If the world of tailoring is constantly evolving, with modes that can be easily identified in time, that of botterie is more discreet. Whether in terms of forms or patronage, we evolve slowly and little, as what exists is already exceptional.
The big names in the sector are still mostly there (Cleverley, Lobb, Green, Weston …). Yet for ten years, we feel a new dynamism to create. The search for a new aesthetic especially, with more assumed forms, more worked patinas.
Whether on the side of professionals, or amateurs (often extremely sharp when it comes to shoes), we seek to restore the shoe’s nobility.
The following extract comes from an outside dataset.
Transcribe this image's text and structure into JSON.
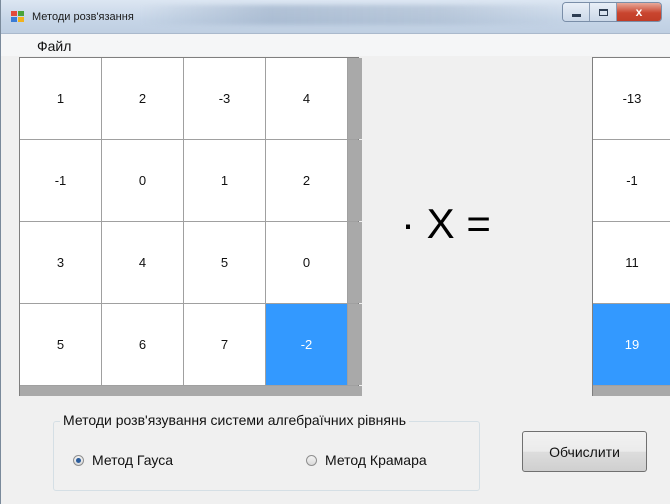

Among the first to be dedicated to the men’s shoe, the course of Justin Fitzpatrick is interesting, since he managed to move from a blog to a well established brand on the market, while trying to answer a problem enough complicated: how to be distinguished, by attaching to the fundamentals of what is a beautiful shoe?
Justin Fitzpatrick hails from Seattle and is passionate about shoes, initially sneakers. It launched in 2013 its brand, but this project is the culmination of a much longer course. A course he did not intend to the shoe. Passionate primarily for music, Justin imagined more evolve to major record companies than to footwear. Yet the vagaries of life, and the impossibility of starting an internship at a major sector will move away from the world of music. Needing a well-defined project to achieve, he then decides that it is towards the world of footwear that he will turn.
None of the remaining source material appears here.